Predictors of Ocrelizumab Effectiveness in Patients with Multiple Sclerosis.Cellerino M, Boffa G, Lapucci C, Tazza F, Sbragia E, Mancuso E, Bruschi N, Minguzzi S, Ivaldi F, Poirè I, Laroni A, Mancardi G, Capello E, Uccelli A, Novi G, Inglese M.Neurotherapeutics. 2021 Sep 22:1-10. doi: 10.1007/s13311-021-01104-8. Online ahead of print
The aim of our study was to provide effectiveness and safety data of ocrelizumab treatment in patients with relapsing-remitting (RR-) and progressive multiple sclerosis (PMS) and to evaluate clinical and immunological predictors of early treatment response. In this single-center prospective observational study, we investigated effectiveness outcomes (time-to-confirmed disability worsening, time-to-first relapse, time-to-first evidence of MRI activity and time-to-first evidence of disease activity), clinical and immunological predictors of early treatment response, and incidence of adverse events (AEs).

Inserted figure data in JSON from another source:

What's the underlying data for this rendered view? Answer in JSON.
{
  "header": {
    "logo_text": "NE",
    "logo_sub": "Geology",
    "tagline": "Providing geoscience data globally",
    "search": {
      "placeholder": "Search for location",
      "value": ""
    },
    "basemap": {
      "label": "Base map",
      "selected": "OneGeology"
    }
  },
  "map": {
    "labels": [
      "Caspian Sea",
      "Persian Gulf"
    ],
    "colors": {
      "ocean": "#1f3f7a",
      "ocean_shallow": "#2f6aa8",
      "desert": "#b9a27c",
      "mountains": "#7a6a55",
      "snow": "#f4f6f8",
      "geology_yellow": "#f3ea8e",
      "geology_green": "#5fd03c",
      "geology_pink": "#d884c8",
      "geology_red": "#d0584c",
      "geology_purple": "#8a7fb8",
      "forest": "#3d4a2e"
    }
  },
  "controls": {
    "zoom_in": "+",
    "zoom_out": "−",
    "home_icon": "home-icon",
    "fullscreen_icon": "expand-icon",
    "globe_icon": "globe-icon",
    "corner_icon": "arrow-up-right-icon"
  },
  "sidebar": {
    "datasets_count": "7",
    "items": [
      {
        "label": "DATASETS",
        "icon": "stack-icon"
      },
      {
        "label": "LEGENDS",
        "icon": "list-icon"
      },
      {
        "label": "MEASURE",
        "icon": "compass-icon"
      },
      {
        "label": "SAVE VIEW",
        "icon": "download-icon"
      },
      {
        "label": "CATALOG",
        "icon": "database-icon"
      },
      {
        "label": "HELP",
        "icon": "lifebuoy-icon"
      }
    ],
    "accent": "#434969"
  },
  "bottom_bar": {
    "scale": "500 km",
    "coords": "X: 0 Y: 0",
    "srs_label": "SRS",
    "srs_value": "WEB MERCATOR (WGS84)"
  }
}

One hundred and fifty-three subjects were included (93 RRMS; 84 females). Median follow-up was 1.9 (1.3-2.7). At 2-year follow-up (FU), disability worsening-free survival were 90.5%, 64.7%, and 68.8% for RRMS, primary-progressive MS (PPMS), and secondary-progressive MS (SPMS) patients, respectively. At 2-year FU, 67.1%, 72.7%, and 81.3% of patients with RRMS, PPMS, and SPMS were free of MRI activity, with NEDA-3 percentages of 62.1%, 54.6%, and 55.1%, respectively. Lower baseline EDSS was independently associated with a reduced risk of disability worsening (HR(95%CI) = 1.45(1.05-2.00), p = 0.024) and previous treatment exposure was independently associated with increased probability of radiological activity (HR = 2.53(1.05-6.10), p = 0.039). At 6-month FU, CD8 + cell decrease was less pronounced in patients with inflammatory activity (p = 0.022). Six patients (3.9%) discontinued ocrelizumab due to severe AEs. Our findings suggest that ocrelizumab is an effective treatment in real-world patients with RRMS and PMS, with a manageable safety profile. Better outcomes were observed in treatment-naïve patients and in patients with a low baseline disability level. Depletion of CD8 + cells could underlie early therapeutic effects of ocrelizumab.
It is often argued that CD20+ T cells mediate the effect of ocrelizumab, ignoring the massive depletion by B cells. However in this study the greater the depletion of total CD8 cells the less inflammatory activity was present. This doesnt seem to fit with the idea of CD20+ T cells, Maybe these are the main culprets…I just doubt it.